The research shows that what makes the Scots accent distinctive is it is like a mosaic, made up of lots of different features including two kinds of changes.
One set are common accent changes, which have spread right across the UK, for example the use of ‘f’ for ‘th’ in words like think, a stigmatised consonant change rapidly spreading through British urban accents. These are now also found across Scotland too. Previous research from Glasgow has shown that they spread partly by dialect contact and partly by engaging with popular TV shows set in London. The dropping of the letter ‘l’ as in people to peopo is another example.
The Sounds of the City project has uncovered another set of finer changes, which are local to Scotland. These include how vowels are pronounced in words like boat, goat and coat, or stop sounds that are pronounced in words like pin, top and cat.

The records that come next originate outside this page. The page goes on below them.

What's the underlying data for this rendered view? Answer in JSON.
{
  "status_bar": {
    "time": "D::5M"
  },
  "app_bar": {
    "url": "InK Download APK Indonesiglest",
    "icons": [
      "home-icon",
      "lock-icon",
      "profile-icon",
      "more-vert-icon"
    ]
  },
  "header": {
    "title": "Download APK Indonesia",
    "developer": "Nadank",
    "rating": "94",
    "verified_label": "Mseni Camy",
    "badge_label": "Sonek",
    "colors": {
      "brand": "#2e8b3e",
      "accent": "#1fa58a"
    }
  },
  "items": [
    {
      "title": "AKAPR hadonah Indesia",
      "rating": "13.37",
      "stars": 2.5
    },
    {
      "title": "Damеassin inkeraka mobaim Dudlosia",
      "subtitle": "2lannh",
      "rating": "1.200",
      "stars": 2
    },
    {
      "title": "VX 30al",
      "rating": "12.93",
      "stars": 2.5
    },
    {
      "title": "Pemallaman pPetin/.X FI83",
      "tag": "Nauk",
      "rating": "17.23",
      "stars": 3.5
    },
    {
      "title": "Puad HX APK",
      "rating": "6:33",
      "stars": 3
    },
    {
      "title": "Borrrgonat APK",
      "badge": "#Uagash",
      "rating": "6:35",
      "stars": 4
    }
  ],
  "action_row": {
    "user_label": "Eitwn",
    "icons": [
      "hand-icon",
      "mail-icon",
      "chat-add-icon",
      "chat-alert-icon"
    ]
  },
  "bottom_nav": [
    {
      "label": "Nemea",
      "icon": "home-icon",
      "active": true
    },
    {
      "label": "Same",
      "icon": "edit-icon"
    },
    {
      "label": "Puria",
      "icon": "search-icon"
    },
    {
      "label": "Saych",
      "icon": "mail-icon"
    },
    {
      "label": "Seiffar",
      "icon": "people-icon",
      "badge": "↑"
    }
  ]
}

The researchers anticipated these sounds either to be stable over time, or perhaps to be changing in the same way as in Anglo-English accents. The evidence shows that these features and others are all changing, the changes are local to Scotland and not affected by Anglo-English changes, and that they have been happening for 100 years or more.
The trigger for some of these changes appears to be the period around the First World War. The study focussed on 6 audio recordings, made in 1916 and held by the British Library, of Scots soldiers from German Prisoner of War camps. From those recordings researchers found evidence to show that even a century ago and perhaps even earlier Scottish accents were already changing.
The Sounds of the City study has created an online resource focussing on language change, with audio recordings, activities and quizzes. The team hopes that it will be a useful resource for students in Modern Studies and language and phonetic research projects, as well as a valuable educational tool for schools teaching and researching the Scots language in classrooms.